News about Trump in the White House’s Official Website in 2018
I gathered all news posted on the White House’s official website, and have created a table of meta data of those news, which include file names, date, word count, category, issue and location. For now, my main focus is on the issue of those news, so that we can know what kind of issues the president has been paying attention to.
The first graph is produced by Palladio and Google Fusion, with category as source and issue as target. Intuitively, the network relationship for category and issue shouldn’t have too much significant meaning. But from the network graph below, we can interpret some information by adding the size of node as a feature. Most news is in the category of statements & releases and about foreign policy. Statements & releases connected to most kinds of issues, only education, economy & jobs and infrastructure & technology are posted by other category of articles. So we can know that dealing with different issues, the White House might use different form of articles. Compared to the graph produced by Google Fusion, I think Palladio should learn from Google fusion to change the color for different kinds of nodes. Although nodes can be highlighted, the difference of color is not significant enough. Another advantage of using Google Fusion’s network graph is that it shows the weight of relations between nodes with the thickness of lines. Palladio is also not flexible enough to control the number of nodes in the graph; in this project, the number of category is in a rather small number, so the graph is still clear for user to look at and read about details, but when there are too many nodes and users only want to learn nodes with highest weights, then the feature like limitation on the number of nodes in Google Fusion would be needed.

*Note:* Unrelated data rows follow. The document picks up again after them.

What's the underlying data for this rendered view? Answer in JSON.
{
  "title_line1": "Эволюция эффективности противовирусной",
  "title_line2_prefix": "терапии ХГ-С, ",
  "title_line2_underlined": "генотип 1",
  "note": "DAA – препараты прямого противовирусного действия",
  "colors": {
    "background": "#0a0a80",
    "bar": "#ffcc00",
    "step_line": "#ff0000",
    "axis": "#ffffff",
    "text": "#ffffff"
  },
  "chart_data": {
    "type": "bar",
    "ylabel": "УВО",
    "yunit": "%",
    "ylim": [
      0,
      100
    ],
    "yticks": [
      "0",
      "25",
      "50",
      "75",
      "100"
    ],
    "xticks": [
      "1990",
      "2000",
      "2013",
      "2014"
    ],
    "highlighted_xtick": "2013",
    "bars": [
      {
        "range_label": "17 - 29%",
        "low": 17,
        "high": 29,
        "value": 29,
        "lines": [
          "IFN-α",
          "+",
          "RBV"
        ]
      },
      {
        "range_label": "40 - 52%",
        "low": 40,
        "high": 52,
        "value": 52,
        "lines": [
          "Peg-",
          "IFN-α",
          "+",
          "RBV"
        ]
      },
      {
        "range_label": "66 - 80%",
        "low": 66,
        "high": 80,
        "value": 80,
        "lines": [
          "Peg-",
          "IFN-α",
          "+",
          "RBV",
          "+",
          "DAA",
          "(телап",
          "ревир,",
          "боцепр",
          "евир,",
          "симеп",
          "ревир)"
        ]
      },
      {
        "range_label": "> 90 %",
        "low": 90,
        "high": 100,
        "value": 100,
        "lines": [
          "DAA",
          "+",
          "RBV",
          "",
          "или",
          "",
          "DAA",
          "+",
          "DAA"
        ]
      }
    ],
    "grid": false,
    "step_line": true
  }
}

The second graph is also a network graph with location as source and issue as target. From this graph, we can interpret more information than the last one. Most news are posted when Trump is at Washington D.C. (most time in cabinet room, oval office or south lawn) and most issues are also in Washington D.C.. News posted outside are usually highly related with the issue happened at the date of that news. For example, the news posted on January 8th was about the rural America’s living condition and on that day, Trump visited Nashville, TN and gave remarks at the American Farm Bureau Federations Annual Convention. Another example, when Trump was attending World Economic Forum in Davos, Switzerland, news in that period is about Foreign Policy.
Those three graphs are timelines for issue, category and location. I don’t see any pattern on the category and issue of articles. And due to the timeline, we can see in the first two month of 2018 Trump didn’t spend too much time on business trip. In my project, timeline is not very helpful for users to interpret data, but I think the combination of bar graph and timeline can be a powerful tool for analyzing data like stories or events. The frequency of words or persons in time line can help users to learn about the focus of topic of an event of the clue in a story.
I also produced two pie charts for issue. Foreign policy takes the largest area and is the main focus of Trump during the beginning of this year. And we can see there is 27.5% of news is not classified with an issue by the White House. So I guess that’s what Drucker mentioned about misinformation; because when a large part of information might be omitted, ignored or untouched, the visualization of data may present imprecise data and mislead viewers. Take this pie chart for example, what if the part without being categorized is about law & justice, then in that situation, law & justice could also be a main focus of the president Trump. And that’s why although I have word count in my metadata, I choose not to use it. Because the number of words in a piece of news might represent the importance of it and it might not. Maybe it just needs more words to explain something. Similarly, what we have done in previous assignments, that we usually use the frequency of certain words to interpret data, might also be a misinformation, because maybe certain terms can be told only in a unique word, like nuclear, but terms like freedom can be also be told in liberty, essence, liberfree, or free will, then judging on the focus of topic with the frequency of words would be misleading.
Thinking more deeply, although the news posted by the White House’s official website is about foreign policy, what if many news related to other issues are not provided by the White House with news? Then the main focus of the president might not be foreign policy, and may be it is the image of the president the White House wants to present to people. Then visualization of our data will be misinformation and what Drucker tried to tell makes a lot of sense.
Therefore, I think, to prevent misinformation, we need our data to be comprehensive and multi-dimensional. Comprehensiveness can avoid omitting important parts of data, so the graph could be statistically precise; in this project, news which is not classified is a lack of comprehensiveness. Multi-dimension can avoid ignoring important perspectives or points of view to the data; in this project, we only have news from the White House’s official website, so the our data only represents the White House’s point of view on the president Trump.